Steps (directions are for a four-foot-square bed):

PHOTO

Figure A
PHOTO

Figure B
  1. Cut two eight-foot boards in half.
  2. Fasten the boards together with wood screws (figure A).
  3. Choose a spot that gets approximately three or four hours of dappled sun if you want to house both sun- and shade-loving plants. The location also needs to be accessible to water.
  4. Dig a shallow trench to place the frame in to prevent it from shifting; make sure it's level.
  5. Drop the frame in the trench (figure B). If the frame is not level, either add soil or dig a little more. Once the frame is level, tamp the soil surrounding it.
  6. Add a two-inch layer of shredded leaves and straw inside the frame. Sprinkle the leaves and straw with blood meal to get the decomposition process going.
  7. There are all kinds of materials to fill frames: You can add pure compost if you have enough of it or a mixture of topsoil and any manure-based product. You can also add topsoil along with leaves, grass clippings or rotted hay or straw. Or add mushroom compost, a product containing a blend of composted manure, alfalfa and other composted products made from cotton burs. Use whatever you can--just make sure the mixture drains well and contains plenty of organic matter. Mix the contents well. Fill the bed almost to the top--leaving plenty of room for a final topping of mulch--and level the surface.
PHOTO

Figure C
James adds to his new garden beds some plants that he picked up on sale. He found some beautiful green sedums with gorgeous texture and a Siberian iris (figure C) called 'Caesar's Brother', which has beautiful blue flowers. He also found an autumn fern, which is almost an evergreen in Tulsa, so it will develop nice green fronds throughout the winter.
An artemisia (figure D)--which has gray foliage--requires full sun. A mock-orange (figure E) has sweetly-scented flowers in white and a white buddleia (usually called butterfly-bush) will attract butterflies (figure F). He adds all these plants to the garden beds; with the fluffy soil mix, he doesn't have to dig much. After placing the plants in the beds, he tops them off with a layer of shredded bark mulch.
Photo

Figure D
Photo

Figure E
Photo

Figure F
PHOTO

James is planting a variety of sun- and shade-loving plants, so he places the beds in an area that receives three to four hours of sun each day.
These beds will serve as temporary homes not only for plants that you buy but also for plants that you dig up yourself or that fellow gardeners give you. For example, James has some liriope that he dug up from around the base of a tree stump and he adds this to one of the beds. At the same time, he adds a clump of ornamental grass given to him by a friend.

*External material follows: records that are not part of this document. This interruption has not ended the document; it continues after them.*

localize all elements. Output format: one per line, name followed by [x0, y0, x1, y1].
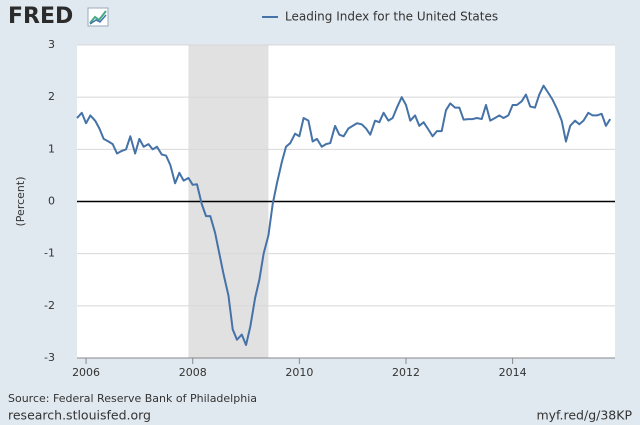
y-tick-label: 3	[48, 38, 55, 51]
site-url: research.stlouisfed.org	[8, 408, 151, 423]
y-tick-label: -3	[44, 351, 55, 364]
y-tick-label: 2	[48, 90, 55, 103]
legend-label: Leading Index for the United States	[285, 10, 498, 24]
data-line	[76, 84, 612, 346]
logo: FRED	[8, 4, 73, 29]
x-tick-label: 2008	[179, 366, 207, 379]
x-tick-label: 2006	[72, 366, 100, 379]
y-tick-label: 0	[48, 195, 55, 208]
y-tick-label: -1	[44, 247, 55, 260]
y-tick-label: -2	[44, 299, 55, 312]
source-note: Source: Federal Reserve Bank of Philadel…	[8, 392, 257, 405]
short-link: myf.red/g/38KP	[536, 408, 632, 423]
x-tick-label: 2012	[392, 366, 420, 379]
y-tick-label: 1	[48, 142, 55, 155]
x-tick-label: 2014	[499, 366, 527, 379]
x-tick-label: 2010	[285, 366, 313, 379]
logo-icon	[87, 7, 109, 27]
y-axis-label: (Percent)	[14, 177, 27, 227]
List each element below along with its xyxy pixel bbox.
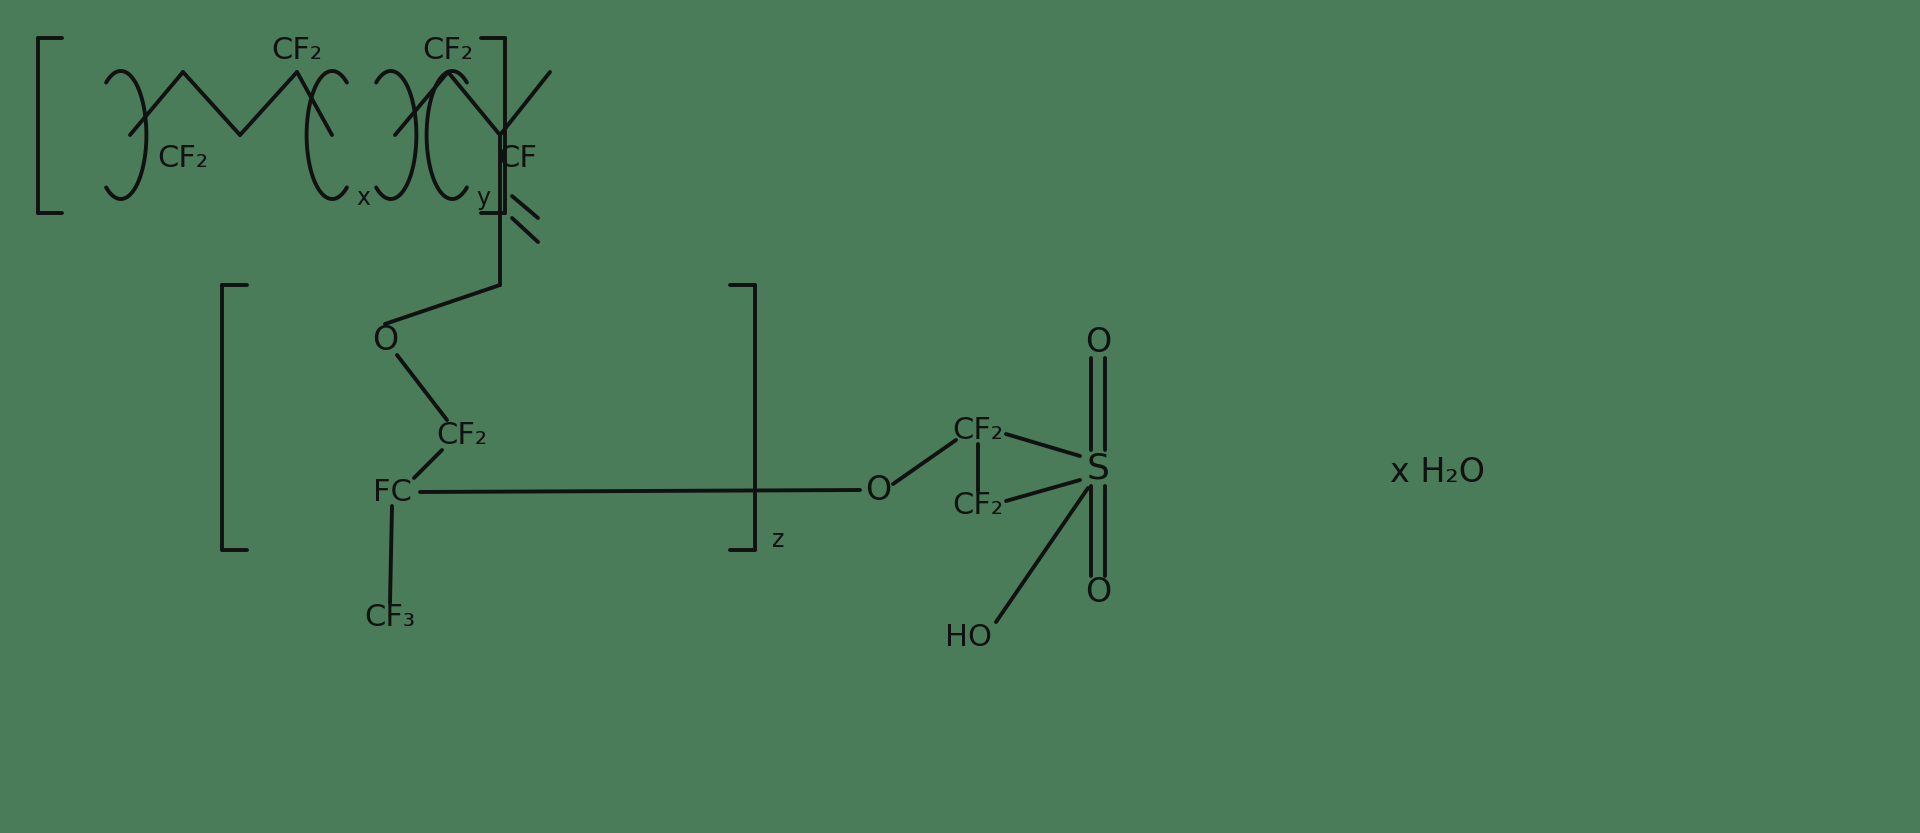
Text: CF₃: CF₃: [365, 603, 415, 632]
Text: CF₂: CF₂: [271, 36, 323, 64]
Text: z: z: [772, 528, 783, 552]
Text: FC: FC: [372, 477, 411, 506]
Text: y: y: [476, 186, 490, 210]
Text: x: x: [355, 186, 371, 210]
Text: CF₂: CF₂: [422, 36, 474, 64]
Text: CF₂: CF₂: [952, 416, 1004, 445]
Text: CF₂: CF₂: [157, 143, 209, 172]
Text: O: O: [1085, 576, 1112, 608]
Text: O: O: [1085, 326, 1112, 358]
Text: S: S: [1087, 451, 1110, 485]
Text: x H₂O: x H₂O: [1390, 456, 1486, 488]
Text: CF₂: CF₂: [952, 491, 1004, 520]
Text: CF₂: CF₂: [436, 421, 488, 450]
Text: CF: CF: [499, 143, 538, 172]
Text: HO: HO: [945, 623, 991, 652]
Text: O: O: [372, 323, 397, 357]
Text: O: O: [864, 473, 891, 506]
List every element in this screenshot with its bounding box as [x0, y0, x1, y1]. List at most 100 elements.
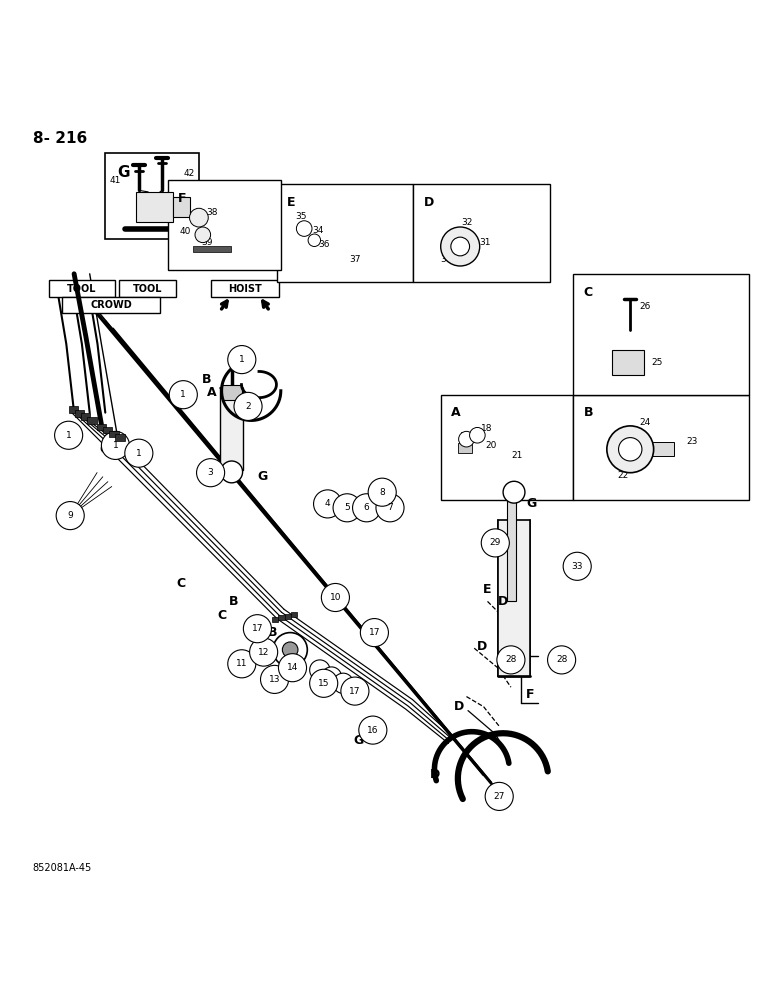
Circle shape [470, 427, 485, 443]
Bar [69, 406, 78, 413]
Text: D: D [498, 595, 509, 608]
Text: D: D [477, 640, 488, 653]
Circle shape [195, 227, 211, 243]
Circle shape [310, 660, 330, 680]
Bar [278, 615, 285, 620]
Text: G: G [353, 734, 364, 747]
Bar [573, 395, 749, 500]
Text: 1: 1 [239, 355, 245, 364]
Bar [193, 246, 231, 252]
Text: 6: 6 [363, 503, 370, 512]
Circle shape [321, 667, 342, 687]
Text: TOOL: TOOL [133, 284, 162, 294]
Circle shape [321, 583, 349, 612]
Text: G: G [526, 497, 537, 510]
Text: 12: 12 [258, 648, 269, 657]
Bar [115, 434, 125, 441]
Circle shape [607, 426, 654, 473]
Bar [81, 413, 90, 420]
Text: 1: 1 [66, 431, 72, 440]
Circle shape [261, 665, 289, 693]
Text: C: C [218, 609, 227, 622]
Circle shape [441, 227, 480, 266]
Circle shape [481, 529, 509, 557]
Text: 852081A-45: 852081A-45 [33, 863, 92, 873]
Text: 38: 38 [207, 208, 218, 217]
Bar [573, 274, 749, 395]
Text: 8: 8 [379, 488, 385, 497]
Text: 4: 4 [324, 499, 331, 508]
Text: B: B [243, 651, 253, 664]
Text: 37: 37 [349, 255, 361, 264]
Text: 10: 10 [330, 593, 341, 602]
Text: 34: 34 [312, 226, 324, 235]
Text: E: E [484, 583, 491, 596]
Text: 23: 23 [686, 437, 698, 446]
Circle shape [296, 221, 312, 236]
Text: B: B [202, 373, 211, 386]
Text: 41: 41 [109, 176, 121, 185]
Circle shape [228, 650, 256, 678]
Text: 31: 31 [480, 238, 491, 247]
Text: 39: 39 [201, 238, 213, 247]
Circle shape [308, 234, 321, 247]
Bar [498, 519, 530, 676]
Circle shape [234, 392, 262, 420]
Circle shape [368, 478, 396, 506]
Text: 17: 17 [369, 628, 380, 637]
Text: 14: 14 [287, 663, 298, 672]
Text: 1: 1 [112, 441, 119, 450]
Circle shape [125, 439, 153, 467]
Text: 8- 216: 8- 216 [33, 131, 87, 146]
Bar [220, 388, 243, 470]
Text: A: A [451, 406, 460, 419]
Bar [103, 427, 112, 433]
Text: TOOL: TOOL [67, 284, 97, 294]
Circle shape [169, 381, 197, 409]
Text: 36: 36 [318, 240, 330, 249]
Text: C: C [583, 286, 593, 299]
Text: 35: 35 [295, 212, 307, 221]
Circle shape [250, 638, 278, 666]
Text: F: F [526, 688, 534, 702]
Text: A: A [207, 386, 217, 399]
Text: 1: 1 [180, 390, 186, 399]
Bar [507, 484, 516, 601]
Bar [441, 395, 573, 500]
Text: 17: 17 [252, 624, 263, 633]
Circle shape [55, 421, 83, 449]
Bar [109, 431, 119, 437]
Text: F: F [178, 192, 186, 205]
Bar [173, 197, 190, 217]
Circle shape [278, 654, 307, 682]
Circle shape [485, 782, 513, 810]
Circle shape [273, 633, 307, 667]
Circle shape [282, 642, 298, 658]
Text: 1: 1 [136, 449, 142, 458]
Circle shape [333, 494, 361, 522]
Circle shape [243, 615, 271, 643]
Circle shape [314, 490, 342, 518]
Text: D: D [453, 700, 464, 713]
Bar [211, 280, 279, 297]
Bar [97, 424, 106, 430]
Circle shape [548, 646, 576, 674]
Bar [291, 612, 297, 617]
Bar [49, 280, 115, 297]
Text: 22: 22 [618, 471, 629, 480]
Text: C: C [99, 443, 108, 456]
Text: 2: 2 [245, 402, 251, 411]
Circle shape [221, 461, 243, 483]
Text: D: D [430, 768, 441, 781]
Bar [413, 184, 550, 282]
Text: G: G [117, 165, 129, 180]
Text: B: B [268, 626, 278, 639]
Text: C: C [176, 577, 186, 590]
Bar [62, 297, 160, 313]
Circle shape [56, 502, 84, 530]
Text: 3: 3 [207, 468, 214, 477]
Text: 33: 33 [572, 562, 583, 571]
Text: B: B [583, 406, 593, 419]
Bar [105, 153, 199, 239]
Bar [75, 410, 84, 417]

In time, he'll likely find homes for these plants, but they'll be perfectly happy here for several seasons; many of the plants he put in the beds can be dug up and divided, and that saves money.

Placing patio plants that die back during the winter in garden beds to protect the rootballs is another way to use the beds. Try taking some of your favorite plants and burying them--pots and all--in a garden plant bed. Trim the top growth to an inch or two and top them off with leaves or other mulch just enough to cover them. Water only when the soil is dry to a depth of four to six inches. In the spring, simply reverse the process and put the potted plants back on the patio.